Matteo Salvini, leader della Lega, ha annunciato durante il raduno di Pontida che a ottobre si terrà un congresso straordinario per valutare la sua guida. L’evento, intitolato al fondatore Umberto Bossi, ha visto tensioni interne con i dissidenti del Nord. Salvini ha sottolineato l’importanza di una leadership unita e ha escluso divisioni, promettendo coerenza e compattezza.

Lorenzo Fontana, presidente della Camera, ha ricordato l’impegno dei padri fondatori della Lega, sottolineando che non hanno combattuto per vederla litigare. Fedriga, altro esponente del partito, ha enfatizzato l’importanza del territorio e del pragmatismo.

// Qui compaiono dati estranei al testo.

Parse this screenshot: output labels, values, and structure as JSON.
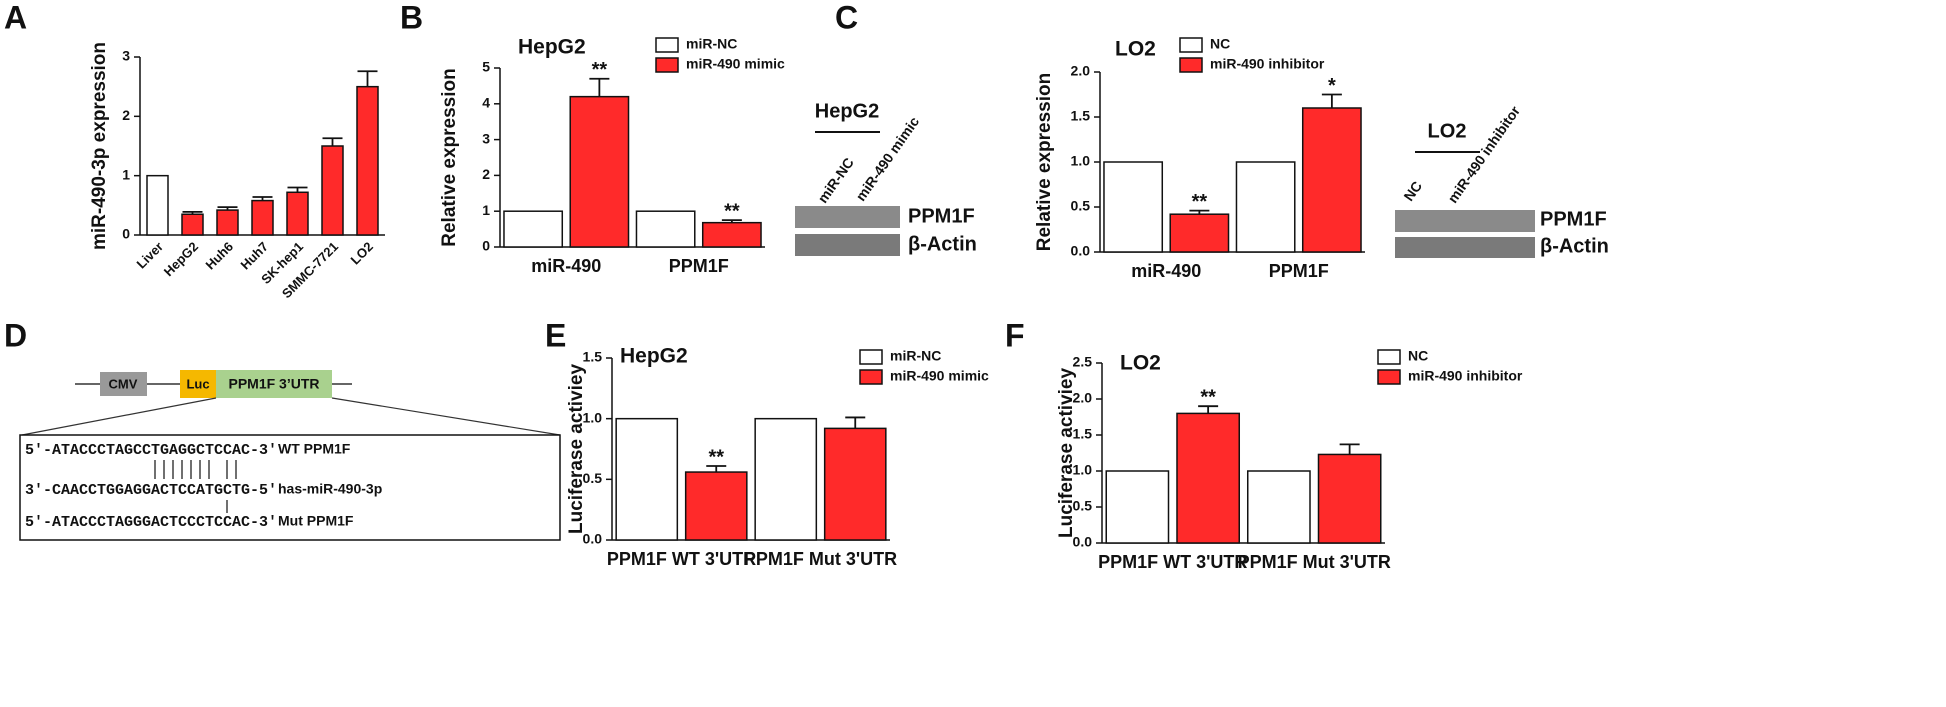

Il congresso straordinario è stato proposto da Salvini come misura per rafforzare la coesione interna. Nonostante le critiche, il leader ha mantenuto un tono risoluto, chiedendo silenzio e unità. Il raduno ha visto anche l’endorsement di Silvia Sardone, candidata a Milano.

La Lega cerca di rafforzare la sua struttura interna dopo settimane di tensioni. Il congresso straordinario rappresenta un passo per stabilizzare la leadership e riconciliare le diverse fazioni.